Verify 24+ trig identities for any angle. Pythagorean, reciprocal, double angle, half angle, sum/product formulas with pass/fail status and error analysis.
The **Trig Identities Calculator** is a comprehensive verification tool that tests over 24 fundamental trigonometric identities against any angle you provide. Enter a primary angle (and an optional second angle for sum/product formulas), and the calculator evaluates both sides of each identity, computes the numerical error, and displays a clear pass/fail status for every equation.
Trigonometric identities are equations that hold true for all values of the variable where both sides are defined. They are indispensable in calculus (simplifying integrals and derivatives), physics (resolving vectors and analyzing waves), signal processing (Fourier analysis), and virtually every branch of applied mathematics. Memorizing them is one thing — understanding and verifying them builds deeper intuition.
This calculator tests eight categories of identities: Pythagorean (3 identities), Reciprocal (3), Quotient (2), Co-function (3), Double Angle (3), Half Angle (3), Sum/Difference (4), and Product-to-Sum (2). Each identity is computed independently on both sides (LHS and RHS) using JavaScript's built-in trigonometric functions, and the absolute error is reported to 8+ decimal places. A configurable error tolerance lets you define your own pass threshold.
The visual verification summary shows the overall pass rate as a progress bar, plus a grid of color-coded squares — green for pass, red for fail — giving instant feedback. A category filter lets you focus on one group at a time. The reference table at the bottom lists all tested formulas grouped by type, making this calculator an excellent study and reference tool. Ten preset angles cover the most commonly examined values, and full support for radians ensures compatibility with calculus-level work.
Trig Identities Calculator & Verifier helps you avoid repetitive setup mistakes when solving trigonometric and coordinate-geometry problems. Instead of recalculating conversions, signs, and edge cases by hand, you can test inputs immediately, inspect intermediate values, and confirm final answers before submitting work or using numbers in downstream calculations. It surfaces key outputs like Identities Tested, Passed ✓, Failed ✗ in one pass.
Each identity is evaluated independently. Error = |LHS − RHS|. Pass = error < tolerance. Key: sin²θ+cos²θ=1, sin(2θ)=2sinθcosθ, sin(α+β)=sinαcosβ+cosαsinβ.
Result: 24/24 identities pass
Using θ=45°, the calculator returns 24/24 identities pass. This example mirrors the calculator's live computation flow and is useful for checking manual steps and unit handling.
This calculator is tailored to trig identities calculator & verifier workflows, including common input modes, unit handling, and special-case behavior. It is designed for fast checking during homework, exam preparation, technical drafting, and coding tasks where trigonometric consistency matters.

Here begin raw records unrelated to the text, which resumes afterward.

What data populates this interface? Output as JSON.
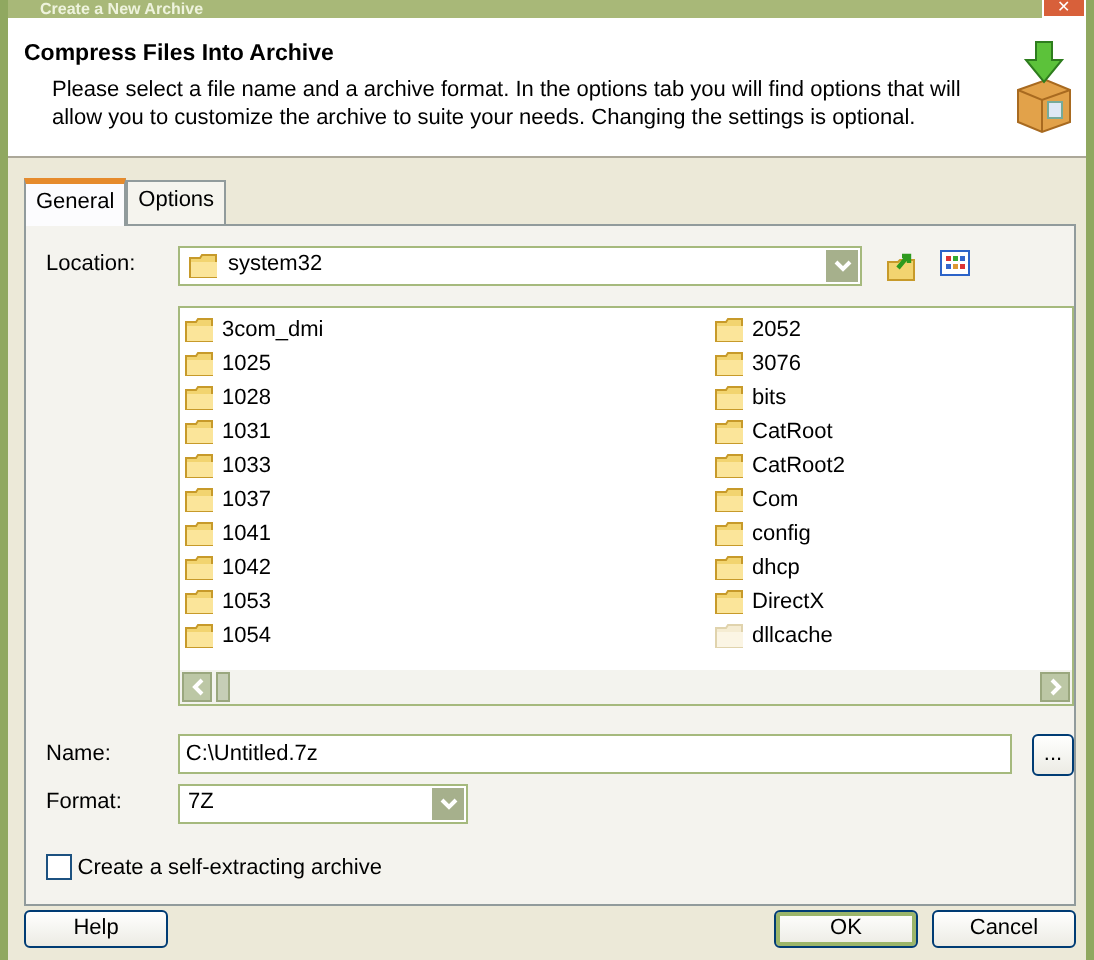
{
  "window": {
    "title": "Create a New Archive",
    "close_label": "✕"
  },
  "header": {
    "title": "Compress Files Into Archive",
    "description": "Please select a file name and a archive format. In the options tab you will find options that will allow you to customize the archive to suite your needs. Changing the settings is optional."
  },
  "tabs": [
    {
      "label": "General",
      "selected": true
    },
    {
      "label": "Options",
      "selected": false
    }
  ],
  "location": {
    "label": "Location:",
    "value": "system32"
  },
  "folders": [
    {
      "name": "3com_dmi",
      "hidden": false
    },
    {
      "name": "1025",
      "hidden": false
    },
    {
      "name": "1028",
      "hidden": false
    },
    {
      "name": "1031",
      "hidden": false
    },
    {
      "name": "1033",
      "hidden": false
    },
    {
      "name": "1037",
      "hidden": false
    },
    {
      "name": "1041",
      "hidden": false
    },
    {
      "name": "1042",
      "hidden": false
    },
    {
      "name": "1053",
      "hidden": false
    },
    {
      "name": "1054",
      "hidden": false
    },
    {
      "name": "2052",
      "hidden": false
    },
    {
      "name": "3076",
      "hidden": false
    },
    {
      "name": "bits",
      "hidden": false
    },
    {
      "name": "CatRoot",
      "hidden": false
    },
    {
      "name": "CatRoot2",
      "hidden": false
    },
    {
      "name": "Com",
      "hidden": false
    },
    {
      "name": "config",
      "hidden": false
    },
    {
      "name": "dhcp",
      "hidden": false
    },
    {
      "name": "DirectX",
      "hidden": false
    },
    {
      "name": "dllcache",
      "hidden": true
    }
  ],
  "name_field": {
    "label": "Name:",
    "value": "C:\\Untitled.7z",
    "browse_label": "..."
  },
  "format": {
    "label": "Format:",
    "value": "7Z"
  },
  "sfx": {
    "label": "Create a self-extracting archive",
    "checked": false
  },
  "buttons": [
    {
      "label": "Help",
      "kind": "help"
    },
    {
      "label": "OK",
      "kind": "default"
    },
    {
      "label": "Cancel",
      "kind": "normal"
    }
  ]
}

Use the primary result together with supporting outputs to verify direction, magnitude, and validity. Cross-check against known identities or geometric constraints, and confirm that angle ranges, sign conventions, and domain restrictions are satisfied before using the numbers elsewhere.
A reliable way to improve is to solve once manually, then verify with the calculator and explain any mismatch. Repeat this on varied examples and edge cases. The built-in preset scenarios for quick trials, comparison tables for side-by-side validation, visual cues that make trends and quadrants easier to read help you build pattern recognition and reduce sign or conversion errors over time.

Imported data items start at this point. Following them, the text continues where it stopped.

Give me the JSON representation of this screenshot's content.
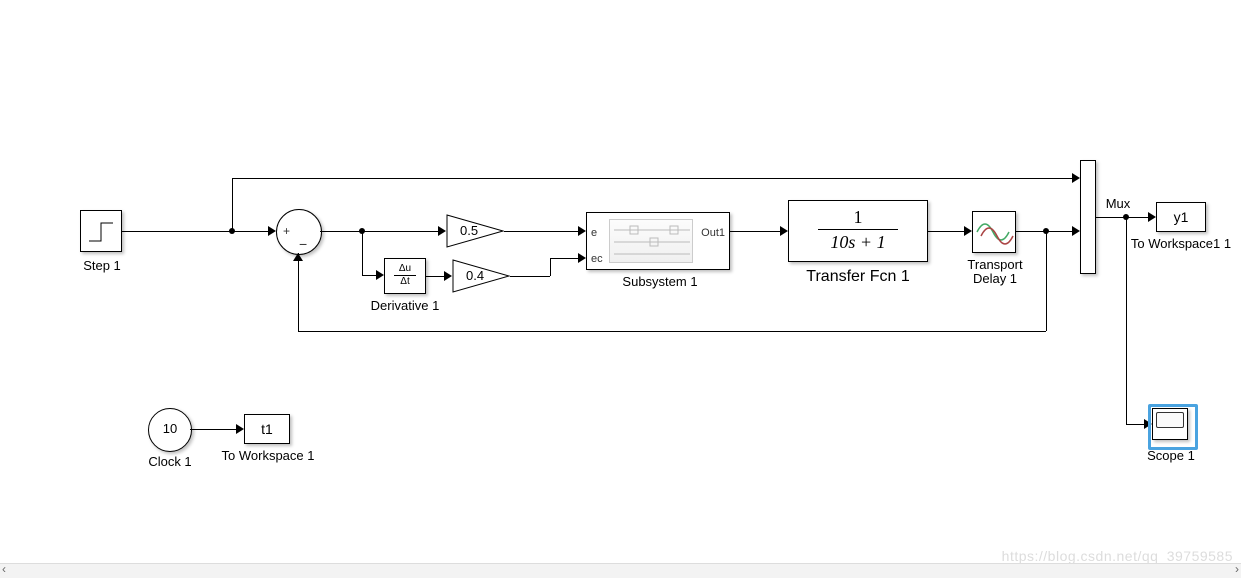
{
  "blocks": {
    "step": {
      "label": "Step 1"
    },
    "sum": {
      "signs": {
        "plus": "+",
        "minus": "−"
      }
    },
    "derivative": {
      "text_top": "Δu",
      "text_bot": "Δt",
      "label": "Derivative 1"
    },
    "gain1": {
      "value": "0.5"
    },
    "gain2": {
      "value": "0.4"
    },
    "subsystem": {
      "port_e": "e",
      "port_ec": "ec",
      "port_out": "Out1",
      "label": "Subsystem 1"
    },
    "transfer": {
      "num": "1",
      "den": "10s + 1",
      "label": "Transfer Fcn 1"
    },
    "delay": {
      "label": "Transport\nDelay 1"
    },
    "mux": {
      "label": "Mux"
    },
    "y1": {
      "text": "y1",
      "label": "To Workspace1 1"
    },
    "scope": {
      "label": "Scope 1"
    },
    "clock": {
      "value": "10",
      "label": "Clock 1"
    },
    "t1": {
      "text": "t1",
      "label": "To Workspace 1"
    }
  },
  "watermark": "https://blog.csdn.net/qq_39759585"
}
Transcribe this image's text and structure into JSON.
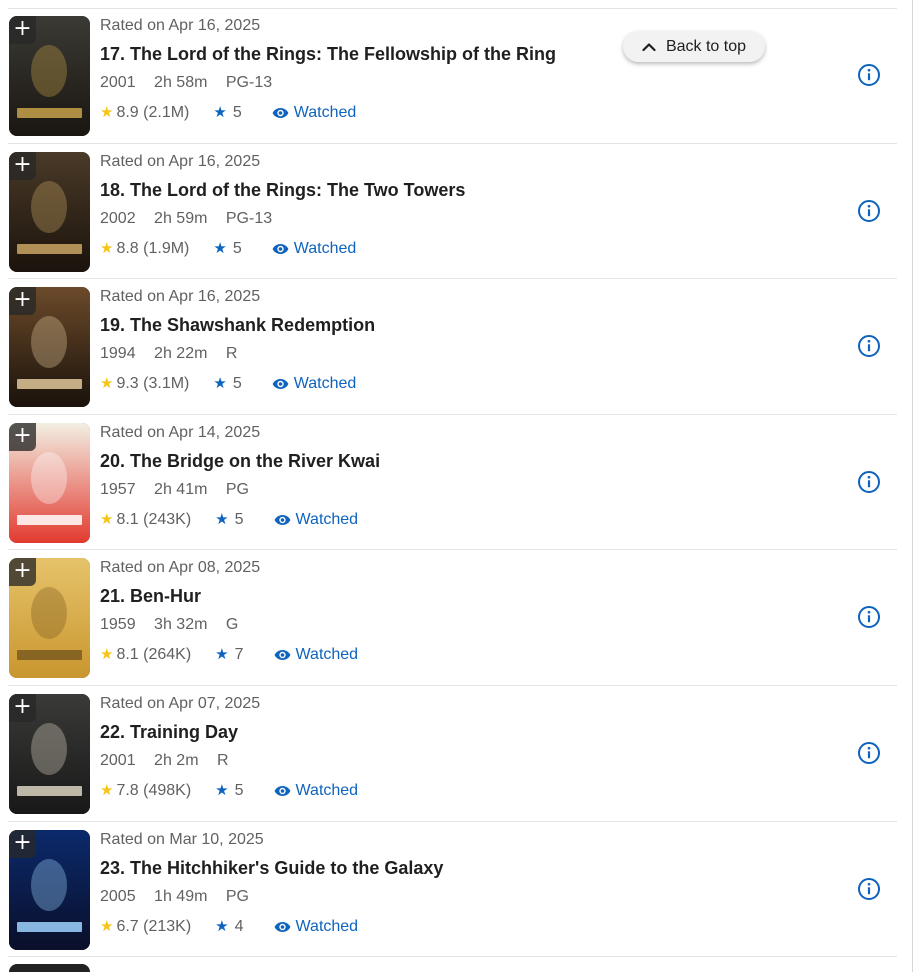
{
  "back_to_top": {
    "label": "Back to top"
  },
  "items": [
    {
      "rated_on": "Rated on Apr 16, 2025",
      "title": "17. The Lord of the Rings: The Fellowship of the Ring",
      "year": "2001",
      "runtime": "2h 58m",
      "certificate": "PG-13",
      "imdb_rating": "8.9 (2.1M)",
      "user_rating": "5",
      "watched_label": "Watched",
      "poster": {
        "top": "#3b3a34",
        "bottom": "#1a1611",
        "accent": "#c8a24a",
        "logo": "LORD RINGS"
      }
    },
    {
      "rated_on": "Rated on Apr 16, 2025",
      "title": "18. The Lord of the Rings: The Two Towers",
      "year": "2002",
      "runtime": "2h 59m",
      "certificate": "PG-13",
      "imdb_rating": "8.8 (1.9M)",
      "user_rating": "5",
      "watched_label": "Watched",
      "poster": {
        "top": "#4a3a28",
        "bottom": "#1b130c",
        "accent": "#c9a663",
        "logo": "LORD RINGS"
      }
    },
    {
      "rated_on": "Rated on Apr 16, 2025",
      "title": "19. The Shawshank Redemption",
      "year": "1994",
      "runtime": "2h 22m",
      "certificate": "R",
      "imdb_rating": "9.3 (3.1M)",
      "user_rating": "5",
      "watched_label": "Watched",
      "poster": {
        "top": "#6b4a2a",
        "bottom": "#1a120b",
        "accent": "#e0c89a",
        "logo": "SHAWSHANK"
      }
    },
    {
      "rated_on": "Rated on Apr 14, 2025",
      "title": "20. The Bridge on the River Kwai",
      "year": "1957",
      "runtime": "2h 41m",
      "certificate": "PG",
      "imdb_rating": "8.1 (243K)",
      "user_rating": "5",
      "watched_label": "Watched",
      "poster": {
        "top": "#f3efe3",
        "bottom": "#e23a2f",
        "accent": "#ffffff",
        "logo": "RIVER KWAI"
      }
    },
    {
      "rated_on": "Rated on Apr 08, 2025",
      "title": "21. Ben-Hur",
      "year": "1959",
      "runtime": "3h 32m",
      "certificate": "G",
      "imdb_rating": "8.1 (264K)",
      "user_rating": "7",
      "watched_label": "Watched",
      "poster": {
        "top": "#e6c36a",
        "bottom": "#c9962f",
        "accent": "#7a5a1e",
        "logo": "BEN HUR"
      }
    },
    {
      "rated_on": "Rated on Apr 07, 2025",
      "title": "22. Training Day",
      "year": "2001",
      "runtime": "2h 2m",
      "certificate": "R",
      "imdb_rating": "7.8 (498K)",
      "user_rating": "5",
      "watched_label": "Watched",
      "poster": {
        "top": "#3a3a38",
        "bottom": "#181818",
        "accent": "#d9d3c1",
        "logo": "TRAINING DAY"
      }
    },
    {
      "rated_on": "Rated on Mar 10, 2025",
      "title": "23. The Hitchhiker's Guide to the Galaxy",
      "year": "2005",
      "runtime": "1h 49m",
      "certificate": "PG",
      "imdb_rating": "6.7 (213K)",
      "user_rating": "4",
      "watched_label": "Watched",
      "poster": {
        "top": "#0b2a6b",
        "bottom": "#0a0f2a",
        "accent": "#9fd3ff",
        "logo": "HITCHHIKERS"
      }
    }
  ],
  "icons": {
    "add": "plus-icon",
    "imdb_star": "star-icon",
    "user_star": "star-icon",
    "watched": "eye-icon",
    "info": "info-icon",
    "back_to_top": "chevron-up-icon"
  },
  "colors": {
    "accent_blue": "#0e63be",
    "imdb_gold": "#f5c518",
    "text_primary": "#1f1f1f",
    "text_secondary": "#616161"
  }
}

A trig identity is an equation involving trig functions that is true for all values where both sides are defined. For example, sin²θ + cos²θ = 1 holds for every angle θ.
At angles where functions are undefined (like tan(90°) or csc(0°)), the calculation produces Infinity or NaN, causing the comparison to fail. This is mathematically expected — the identity holds everywhere it is defined.

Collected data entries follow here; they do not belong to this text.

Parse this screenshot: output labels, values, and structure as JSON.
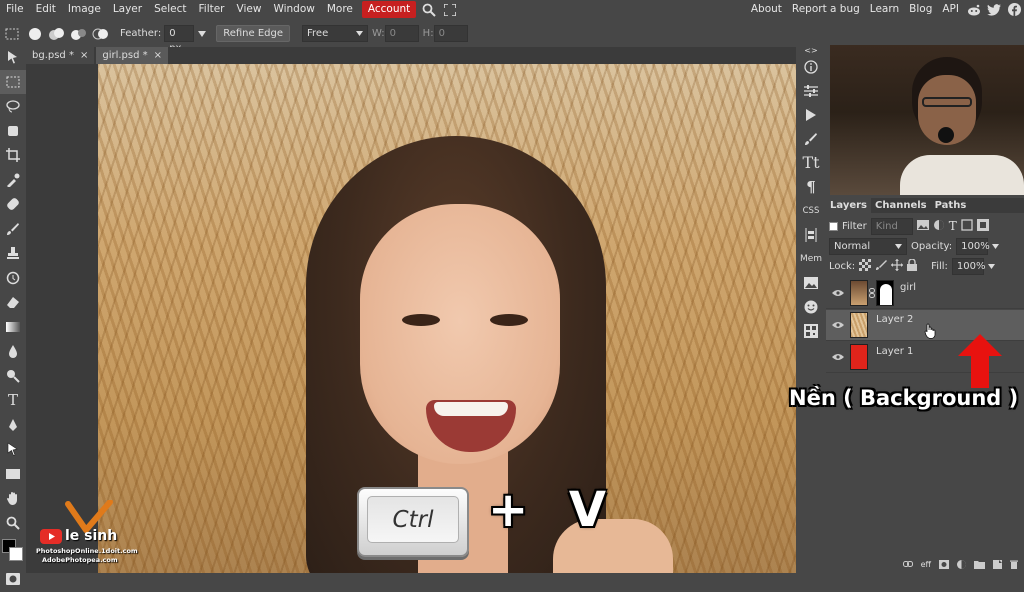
{
  "menubar": {
    "items": [
      "File",
      "Edit",
      "Image",
      "Layer",
      "Select",
      "Filter",
      "View",
      "Window",
      "More"
    ],
    "active": "Account",
    "right": [
      "About",
      "Report a bug",
      "Learn",
      "Blog",
      "API"
    ]
  },
  "options": {
    "feather_label": "Feather:",
    "feather_value": "0 px",
    "refine_edge": "Refine Edge",
    "style_value": "Free",
    "w_label": "W:",
    "w_value": "0",
    "h_label": "H:",
    "h_value": "0"
  },
  "tabs": [
    {
      "label": "bg.psd *"
    },
    {
      "label": "girl.psd *"
    }
  ],
  "tab_close": "×",
  "iconcol": {
    "css": "CSS",
    "mem": "Mem"
  },
  "panel": {
    "tabs": [
      "Layers",
      "Channels",
      "Paths"
    ],
    "filter_label": "Filter",
    "kind_value": "Kind",
    "blend_mode": "Normal",
    "opacity_label": "Opacity:",
    "opacity_value": "100%",
    "lock_label": "Lock:",
    "fill_label": "Fill:",
    "fill_value": "100%",
    "layers": [
      {
        "name": "girl"
      },
      {
        "name": "Layer 2"
      },
      {
        "name": "Layer 1"
      }
    ],
    "bottom_icons": [
      "eff"
    ]
  },
  "overlay": {
    "ctrl_key": "Ctrl",
    "plus_v": "+ V",
    "annotation": "Nền ( Background )"
  },
  "watermark": {
    "brand": "le sinh",
    "line1": "PhotoshopOnline.1doit.com",
    "line2": "AdobePhotopea.com"
  },
  "colors": {
    "account_bg": "#c62020",
    "layer1_fill": "#e0241b",
    "arrow": "#e8120f",
    "fg_color": "#000000",
    "bg_color": "#ffffff"
  }
}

The three Pythagorean identities are: (1) sin²θ + cos²θ = 1, (2) 1 + tan²θ = sec²θ, (3) 1 + cot²θ = csc²θ. All three derive from the Pythagorean theorem applied to the unit circle.
Double angle formulas express trig functions of 2θ in terms of θ: sin(2θ) = 2sinθcosθ, cos(2θ) = cos²θ − sin²θ. They are used in integration, solving equations, and deriving half-angle formulas.
The error tolerance is the maximum absolute difference between LHS and RHS for an identity to be considered "passed." The default of 1×10⁻⁷ accounts for floating-point arithmetic rounding while being strict enough to catch real errors.
This calculator tests a curated set of 24+ standard identities. For custom identities, you can compare the numeric values manually using the sin, cos, tan outputs shown in the cards.